There are many cardiovascular disease risk factors, such as high blood pressure and high cholesterol, associated with low nitric oxide levels.
Nitric oxide has many bodily functions, include vasodilation of blood vessels to govern blood pressure.
It was previously believed nitric oxide was only produced via oxidation of L-arginine, an amino acid, in the presence of oxygen. Due to new research findings, we now know of a second pathway for increasing nitric oxide levels. This second pathway is the conversion of nitrates to nitrite to nitric oxide.
Vegetables are a source of nitrates
Approximately 85% of dietary nitrate comes from vegetables. When you consume dietary nitrates, they are absorbed in the stomach and small intestine. Of the ingested nitrates, about 25% is extracted by the salivary glands and concentrated in saliva. It is an enzyme on the surface of the tongue that converts nitrate to nitrite. When the nitrite in saliva is then swallowed it is converted to nitric oxide by the acidic environment of the stomach.
Simply put, nitrate in food becomes nitrite in saliva which then converts to nitric oxide in the stomach.
Nitric oxide obtained from dietary nitrate sources, such as vegetables, provides an alternate treatment plan for increasing protective nitric oxide levels.
Beetroot juice lowered systolic blood pressure 10.4 mm Hg and diastolic blood pressure 9 mm Hg 2.5 – 3 hours after ingestion.

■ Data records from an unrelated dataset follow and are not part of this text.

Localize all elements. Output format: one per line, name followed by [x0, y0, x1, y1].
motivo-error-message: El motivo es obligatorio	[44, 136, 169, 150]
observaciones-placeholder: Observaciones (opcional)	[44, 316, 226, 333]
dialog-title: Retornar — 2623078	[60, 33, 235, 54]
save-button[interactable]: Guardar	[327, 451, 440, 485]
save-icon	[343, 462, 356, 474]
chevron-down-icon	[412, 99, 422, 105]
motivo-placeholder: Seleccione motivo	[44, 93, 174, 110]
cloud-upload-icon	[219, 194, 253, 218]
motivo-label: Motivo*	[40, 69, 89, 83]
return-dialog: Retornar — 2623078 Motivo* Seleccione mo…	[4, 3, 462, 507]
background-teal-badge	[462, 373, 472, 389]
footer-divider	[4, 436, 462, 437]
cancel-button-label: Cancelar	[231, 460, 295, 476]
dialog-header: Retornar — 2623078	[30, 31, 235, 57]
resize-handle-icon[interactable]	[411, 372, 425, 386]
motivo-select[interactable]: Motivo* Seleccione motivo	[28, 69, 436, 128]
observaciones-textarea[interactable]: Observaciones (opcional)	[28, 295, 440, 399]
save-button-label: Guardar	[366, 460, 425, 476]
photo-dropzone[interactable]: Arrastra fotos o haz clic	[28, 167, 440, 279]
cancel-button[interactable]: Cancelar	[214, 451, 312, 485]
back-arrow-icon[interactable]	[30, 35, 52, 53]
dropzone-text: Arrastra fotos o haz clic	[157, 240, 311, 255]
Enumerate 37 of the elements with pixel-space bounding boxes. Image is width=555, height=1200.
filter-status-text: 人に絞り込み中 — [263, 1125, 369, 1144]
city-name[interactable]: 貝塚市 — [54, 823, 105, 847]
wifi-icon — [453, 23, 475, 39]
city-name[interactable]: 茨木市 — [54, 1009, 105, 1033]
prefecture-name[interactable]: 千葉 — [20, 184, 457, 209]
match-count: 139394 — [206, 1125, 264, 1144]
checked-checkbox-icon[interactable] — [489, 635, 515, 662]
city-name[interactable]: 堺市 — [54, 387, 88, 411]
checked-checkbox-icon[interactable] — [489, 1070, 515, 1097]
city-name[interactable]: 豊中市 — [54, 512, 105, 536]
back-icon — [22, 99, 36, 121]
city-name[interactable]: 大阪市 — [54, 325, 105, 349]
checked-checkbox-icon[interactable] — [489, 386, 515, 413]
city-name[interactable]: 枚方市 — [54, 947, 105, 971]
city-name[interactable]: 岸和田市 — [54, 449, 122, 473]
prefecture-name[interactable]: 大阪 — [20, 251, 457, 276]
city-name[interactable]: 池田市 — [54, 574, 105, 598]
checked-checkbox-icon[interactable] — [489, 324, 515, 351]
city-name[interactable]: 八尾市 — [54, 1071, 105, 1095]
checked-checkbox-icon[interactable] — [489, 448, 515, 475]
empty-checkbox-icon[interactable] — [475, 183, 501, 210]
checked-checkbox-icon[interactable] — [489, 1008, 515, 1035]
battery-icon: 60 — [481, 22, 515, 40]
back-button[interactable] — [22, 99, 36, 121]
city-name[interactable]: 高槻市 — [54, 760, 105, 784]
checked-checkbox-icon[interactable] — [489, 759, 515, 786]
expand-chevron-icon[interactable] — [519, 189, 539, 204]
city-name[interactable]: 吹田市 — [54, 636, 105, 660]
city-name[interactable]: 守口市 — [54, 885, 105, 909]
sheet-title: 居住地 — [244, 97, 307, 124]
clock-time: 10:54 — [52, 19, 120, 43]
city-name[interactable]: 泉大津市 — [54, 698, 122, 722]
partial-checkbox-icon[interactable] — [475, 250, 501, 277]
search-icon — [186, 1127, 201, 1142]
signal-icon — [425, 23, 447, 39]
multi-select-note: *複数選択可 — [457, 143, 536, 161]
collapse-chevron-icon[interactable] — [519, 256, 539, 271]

Researchers studied the effects of 0.5 L of beetroot juice on blood pressure. They found both systolic and diastolic blood pressure to reduce when plasma nitrite hit peak levels about 3 hours after beetroot juice consumption.
Beetroot juice is not only a rich source of nitrates, it also provides betaine, antioxidants, and polyphenols. For this reason, it’s not conclusive whether or not the blood pressure reduction is due to nitrate content alone. Betaine, antioxidants, and polyphenols also play a role in cardiovascular health.
Effects eliminated if you spit out saliva after ingesting.
Your saliva plays a key role in nitric oxide production. If you spit saliva after consuming beetroot juice, you prevent nitrite-rich saliva from reaching the stomach. This means no reduction in blood pressure levels was seen in subjects who spit out saliva after consuming the beetroot juice.
Nitrate levels in vegetables
Nitrate levels vary greatly in vegetables and are dependent on many factors, such as humidity, temperature, sunlight exposure, herbicides, fertilizers, and water. To deliver consistent levels of nitrates to study participants, researchers used “Beet It” organic beetroot juice. “Beet It” delivers 5.5 mmol of nitrate per half liter.
If you spit saliva after consuming beetroot juice, you prevent nitrite-rich saliva from reaching the stomach. This means no reduction in blood pressure levels. This was seen in subjects who spit out saliva after consuming the beetroot juice.
The DASH diet to lower blood pressure provides approximately 20 mmol of nitrates per day. For comparison, this is similar to the nitrate level supplemented via beetroot juice in recent research.
Don’t drink out of the bottle
If you decide to use nitrate-containing vegetable juice as a method to lower blood pressure, you need to avoid letting the bacteria that convert nitrates to nitrates contaminate the juice. High levels of nitrite may accumulate which can potentially be harmful. In other words, don’t let your saliva get into your main juice bottle. Use a glass.
This isn’t a place where I encourage you to use nitrate supplements. Stick with what we know is safe and does not have potential negative consequences…dietary nitrate from vegetables or vegetable juices.
If you have cardiovascular disease or cardiovascular risk factors, discuss with your doctor before starting a high-nitrate diet. You also want to be aware of any medications that might adversely interact with diet changes.
Vegetable sources of nitrate
Beetroot juice is a quick and easy option, but doesn’t necessarily taste good to everyone. Leafy green vegetables, Chinese cabbage, endive, fennel, kohlrabi, leek, celery, cress, chervil, lettuce, spinach, and arugula are additional options.
1 cup raw spinach = 90 mg of nitrate
½ cup cooked collard greens = 200 mg of nitrate
1 cup raw leaf lettuce = 100 mg of nitrate
½ cup vegetable juice = ~40 mg of nitrate
Research suggests you need between 300 to 500 mg of nitrate to lower blood pressure.